Pues lo mismo que se aconseja para llevar una vida sana y evitar todo tipo de enfermedades: una dieta sana basada en alimentos naturales no procesados, no industrializados y no refinados. Lo mismo que comían nuestras abuelas. Mucha verdura, muchas legumbres, carnes y órganos (hígados, tuétanos, etc.) de animales alimentados a pasto, pescados y mariscos ricos en minerales esenciales, y los carbohidratos procedentes de fábricas solo para las fiestas.
De esa manera evitamos los bloqueos en la secreción de las hormonas parotídeas desde el hipotálamo y nos aseguramos de que el flujo dentinal mantenga nuestros dientes vivos y mineralizados capaces por si mismos de defenderse de cualquier ataque bacteriano.
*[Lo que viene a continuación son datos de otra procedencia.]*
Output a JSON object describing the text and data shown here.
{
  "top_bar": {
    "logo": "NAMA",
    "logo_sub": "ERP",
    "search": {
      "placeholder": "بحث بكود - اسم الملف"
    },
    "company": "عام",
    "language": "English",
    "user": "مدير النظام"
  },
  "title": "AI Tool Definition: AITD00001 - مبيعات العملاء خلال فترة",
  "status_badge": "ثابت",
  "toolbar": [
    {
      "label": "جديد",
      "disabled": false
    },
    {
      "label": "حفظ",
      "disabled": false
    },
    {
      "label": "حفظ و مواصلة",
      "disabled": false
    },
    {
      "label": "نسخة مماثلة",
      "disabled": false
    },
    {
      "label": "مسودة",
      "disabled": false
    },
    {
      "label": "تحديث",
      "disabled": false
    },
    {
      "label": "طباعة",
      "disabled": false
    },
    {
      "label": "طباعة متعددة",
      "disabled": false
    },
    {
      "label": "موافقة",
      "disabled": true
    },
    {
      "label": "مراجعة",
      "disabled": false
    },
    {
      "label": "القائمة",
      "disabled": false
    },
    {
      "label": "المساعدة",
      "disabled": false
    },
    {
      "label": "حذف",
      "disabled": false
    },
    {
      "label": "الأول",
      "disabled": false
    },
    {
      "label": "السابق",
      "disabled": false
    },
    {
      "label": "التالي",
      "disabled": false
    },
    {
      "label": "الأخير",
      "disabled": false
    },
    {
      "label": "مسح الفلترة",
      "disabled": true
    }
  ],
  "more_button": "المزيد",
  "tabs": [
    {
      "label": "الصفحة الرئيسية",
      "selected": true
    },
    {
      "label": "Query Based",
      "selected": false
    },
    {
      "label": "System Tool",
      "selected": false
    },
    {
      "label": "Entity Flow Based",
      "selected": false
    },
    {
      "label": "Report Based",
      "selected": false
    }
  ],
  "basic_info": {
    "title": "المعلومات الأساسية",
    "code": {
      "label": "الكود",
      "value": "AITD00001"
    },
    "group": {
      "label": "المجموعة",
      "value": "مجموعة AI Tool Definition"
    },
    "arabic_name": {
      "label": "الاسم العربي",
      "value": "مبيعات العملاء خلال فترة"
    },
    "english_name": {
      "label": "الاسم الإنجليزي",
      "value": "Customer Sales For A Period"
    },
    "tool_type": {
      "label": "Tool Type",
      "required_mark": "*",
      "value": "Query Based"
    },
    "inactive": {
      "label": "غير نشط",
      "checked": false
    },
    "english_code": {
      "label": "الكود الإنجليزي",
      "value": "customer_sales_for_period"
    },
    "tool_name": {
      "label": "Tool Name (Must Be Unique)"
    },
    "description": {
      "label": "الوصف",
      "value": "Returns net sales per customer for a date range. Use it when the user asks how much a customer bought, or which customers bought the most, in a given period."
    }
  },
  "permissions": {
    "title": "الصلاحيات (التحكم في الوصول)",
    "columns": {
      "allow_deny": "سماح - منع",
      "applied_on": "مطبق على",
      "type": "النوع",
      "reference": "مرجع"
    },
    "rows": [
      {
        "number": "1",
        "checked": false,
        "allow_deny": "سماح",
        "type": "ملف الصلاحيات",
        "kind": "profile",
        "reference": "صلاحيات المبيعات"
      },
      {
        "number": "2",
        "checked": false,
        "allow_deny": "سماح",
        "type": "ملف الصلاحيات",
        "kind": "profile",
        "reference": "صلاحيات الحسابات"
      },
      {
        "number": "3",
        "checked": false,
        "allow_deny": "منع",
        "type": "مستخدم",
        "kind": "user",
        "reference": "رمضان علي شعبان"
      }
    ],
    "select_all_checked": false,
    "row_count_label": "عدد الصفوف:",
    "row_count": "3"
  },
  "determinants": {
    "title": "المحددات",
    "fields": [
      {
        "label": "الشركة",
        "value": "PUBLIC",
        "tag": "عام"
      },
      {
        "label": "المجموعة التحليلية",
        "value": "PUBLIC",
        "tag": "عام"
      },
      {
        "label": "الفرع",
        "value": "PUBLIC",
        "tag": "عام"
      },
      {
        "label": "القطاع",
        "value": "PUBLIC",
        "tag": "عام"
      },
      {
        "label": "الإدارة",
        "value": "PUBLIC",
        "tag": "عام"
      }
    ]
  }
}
JUAN CARLOS MIRRE, Coautor del libro Dientes sanos, vida sana
Artículo publicado en la Revista Vivo Sano nº14
Toda la actual estructura médico-cosmética se basa en una teoría errónea: la placa dental. Este paradigma se fundamenta en el principio de que nuestros dientes y nuestra saliva no sirven para nada. No tenemos defensa frente a las voraces bacterias, solo los profesionales del taladro son capaces de prolongar por unos pocos años el inevitable final: la pérdida de nuestra dentadura. Sin embargo, hay muchos pueblos y muchas culturas en el mundo cuyos integrantes jamás se han cepillado los dientes, y apenas tienen piezas careadas. Y resulta que cuando se les ha estudiado, se ha encontrado que su excelente salud dental se debe a su dieta natural; es decir, una alimentación que no incluye ni azúcar ni ningún otro alimento procesado industrialmente. Pero lo más grave que la odontología oficial ignora o silencia, es que nuestros dientes están vivos y tienen mecanismos de defensa y regeneración. Son varios los científicos que hace años demostraron que por los túbulos de la dentina circula el fluido dentinal, encargado de mantener nuestros dientes vivos, sanos y mineralizados, a prueba de cualquier bacteria.